OpenAI CLIP text encoders for multiple languages!

Last update: Dec 30, 2022

Related tags

Text Data & NLP Multilingual-CLIP

Overview

Multilingual-CLIP

OpenAI CLIP text encoders for any language

Colab Notebook · Pre-trained Models · Report Bug

Overview

OpenAI recently released the paper Learning Transferable Visual Models From Natural Language Supervision in which they present the CLIP (Contrastive Language–Image Pre-training) model. This model is trained to connect text and images, by matching their corresponding vector representations using a contrastive learning objective. CLIP consists of two separate models, a visual encoder and a text encoder. These were trained on a wooping 400 Million images and corresponding captions. OpenAI has since released a set of their smaller CLIP models, which can be found on the official CLIP Github.

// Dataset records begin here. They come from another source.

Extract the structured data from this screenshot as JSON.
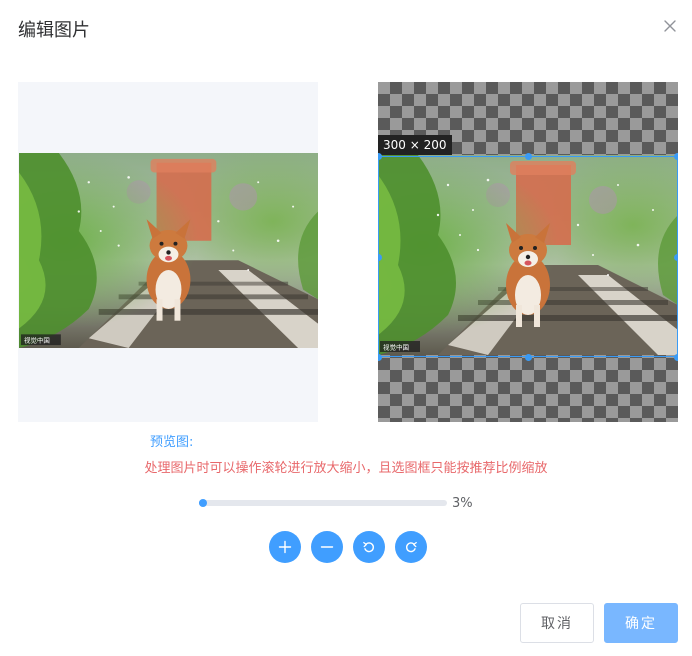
{
  "dialog": {
    "title": "编辑图片",
    "close_icon": "close-icon"
  },
  "cropper": {
    "crop_size_label": "300 × 200"
  },
  "photo": {
    "watermark": "视觉中国"
  },
  "preview": {
    "label": "预览图:",
    "hint": "处理图片时可以操作滚轮进行放大缩小，且选图框只能按推荐比例缩放"
  },
  "zoom": {
    "value_label": "3%",
    "value_fraction": 0.03
  },
  "tools": [
    {
      "name": "zoom-in-button",
      "icon": "plus-icon"
    },
    {
      "name": "zoom-out-button",
      "icon": "minus-icon"
    },
    {
      "name": "rotate-left-button",
      "icon": "rotate-left-icon"
    },
    {
      "name": "rotate-right-button",
      "icon": "rotate-right-icon"
    }
  ],
  "footer": {
    "cancel_label": "取消",
    "confirm_label": "确定"
  },
  "colors": {
    "accent": "#409eff",
    "hint": "#e8686b",
    "confirm_bg": "#79b7ff",
    "crop_border": "#3a9bf5"
  }
}
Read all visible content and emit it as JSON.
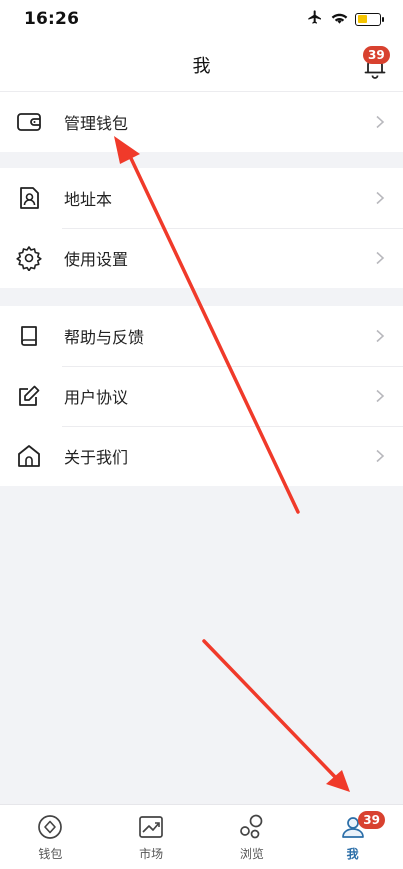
{
  "status_bar": {
    "time": "16:26"
  },
  "header": {
    "title": "我",
    "notification_count": "39"
  },
  "groups": [
    {
      "items": [
        {
          "label": "管理钱包",
          "icon": "wallet-icon"
        }
      ]
    },
    {
      "items": [
        {
          "label": "地址本",
          "icon": "address-book-icon"
        },
        {
          "label": "使用设置",
          "icon": "gear-icon"
        }
      ]
    },
    {
      "items": [
        {
          "label": "帮助与反馈",
          "icon": "book-icon"
        },
        {
          "label": "用户协议",
          "icon": "edit-icon"
        },
        {
          "label": "关于我们",
          "icon": "home-icon"
        }
      ]
    }
  ],
  "tab_bar": {
    "tabs": [
      {
        "label": "钱包",
        "icon": "wallet-tab-icon"
      },
      {
        "label": "市场",
        "icon": "chart-tab-icon"
      },
      {
        "label": "浏览",
        "icon": "browse-tab-icon"
      },
      {
        "label": "我",
        "icon": "profile-tab-icon",
        "active": true
      }
    ],
    "me_badge": "39"
  },
  "colors": {
    "accent": "#2b6ea8",
    "badge": "#d8412f",
    "arrow": "#f03a2a",
    "background": "#f2f3f6"
  }
}
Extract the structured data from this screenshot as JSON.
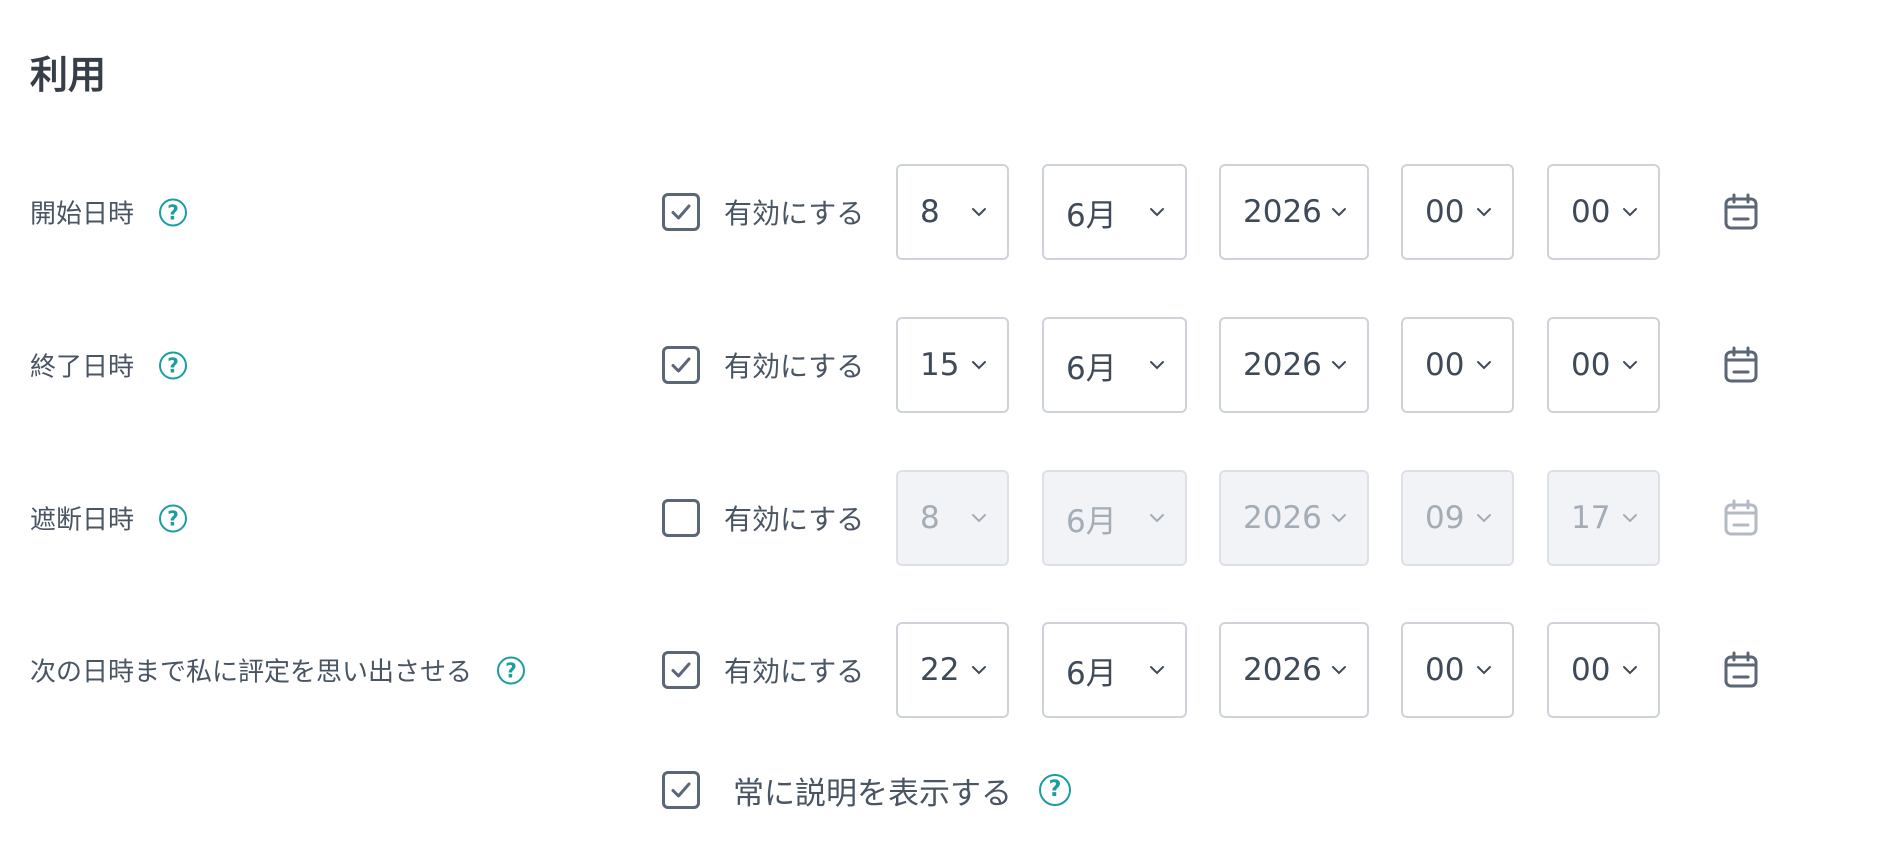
{
  "section": {
    "title": "利用"
  },
  "help_glyph": "?",
  "rows": [
    {
      "label": "開始日時",
      "checked": true,
      "enable_label": "有効にする",
      "disabled": false,
      "day": "8",
      "month": "6月",
      "year": "2026",
      "hour": "00",
      "minute": "00"
    },
    {
      "label": "終了日時",
      "checked": true,
      "enable_label": "有効にする",
      "disabled": false,
      "day": "15",
      "month": "6月",
      "year": "2026",
      "hour": "00",
      "minute": "00"
    },
    {
      "label": "遮断日時",
      "checked": false,
      "enable_label": "有効にする",
      "disabled": true,
      "day": "8",
      "month": "6月",
      "year": "2026",
      "hour": "09",
      "minute": "17"
    },
    {
      "label": "次の日時まで私に評定を思い出させる",
      "checked": true,
      "enable_label": "有効にする",
      "disabled": false,
      "day": "22",
      "month": "6月",
      "year": "2026",
      "hour": "00",
      "minute": "00"
    }
  ],
  "always_show": {
    "label": "常に説明を表示する",
    "checked": true
  },
  "icons": {
    "help": "question-circle-icon",
    "calendar": "calendar-icon",
    "check": "checkmark-icon",
    "chevron": "chevron-down-icon"
  },
  "colors": {
    "accent": "#1b9da2",
    "text": "#495563",
    "border": "#ced3d9",
    "disabled_bg": "#f1f3f7",
    "disabled_text": "#a4acb6"
  }
}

We propose a fine-tuning to replace the original English text encoder with a pre-trained text model in any language. This method makes it possible to adapt the powerful CLIP model to any language in roughly 24 GPU hours.

This repository contains

Pytorch inference code
Tensorflow training code
Pre-trained CLIP-Text encoders for multiple languages
Training data and pre-computed CLIP text encodings for a large porton of the the image captions of GCC + MSCOCO + VizWiz

Requirements

While it is possible that other versions works equally fine, we have worked with the following:

Python = 3.6.9
Transformers = 4.1.1
Model Weights

Usage

Download CLIP Model

$ conda install --yes -c pytorch pytorch=1.7.1 torchvision cudatoolkit=11.0
$ pip install ftfy regex tqdm
$ pip install git+https://github.com/openai/CLIP.git

Replace cudatoolkit=11.0 above with the appropriate CUDA version on your machine or cpuonly when installing on a machine without a GPU. For more information please see the official CLIP repostitory.

Download Linear Weights

# Linear Model Weights
$ bash get-weights.sh

Inference

from src import multilingual_clip

print(multilingual_clip.AVAILABLE_MODELS.keys())

model = multilingual_clip.load_model('M-BERT-Distil-40')

embeddings = model(['Älgen är skogens konung!', 'Wie leben Eisbären in der Antarktis?', 'Вы знали, что все белые медведи левши?'])
print(embeddings.shape)
# Yields: torch.Size([3, 640])

For a more elaborate example, comparing the textual embeddings to the CLIP image embeddings see this colab notebook.

Pre-trained Models

Every text encoder is a Huggingface available transformer, with an additional linear layer on top. Neither of the models have been extensively tested, but for more information and qualitative test results for a specific model, click the Model Name to see its model card.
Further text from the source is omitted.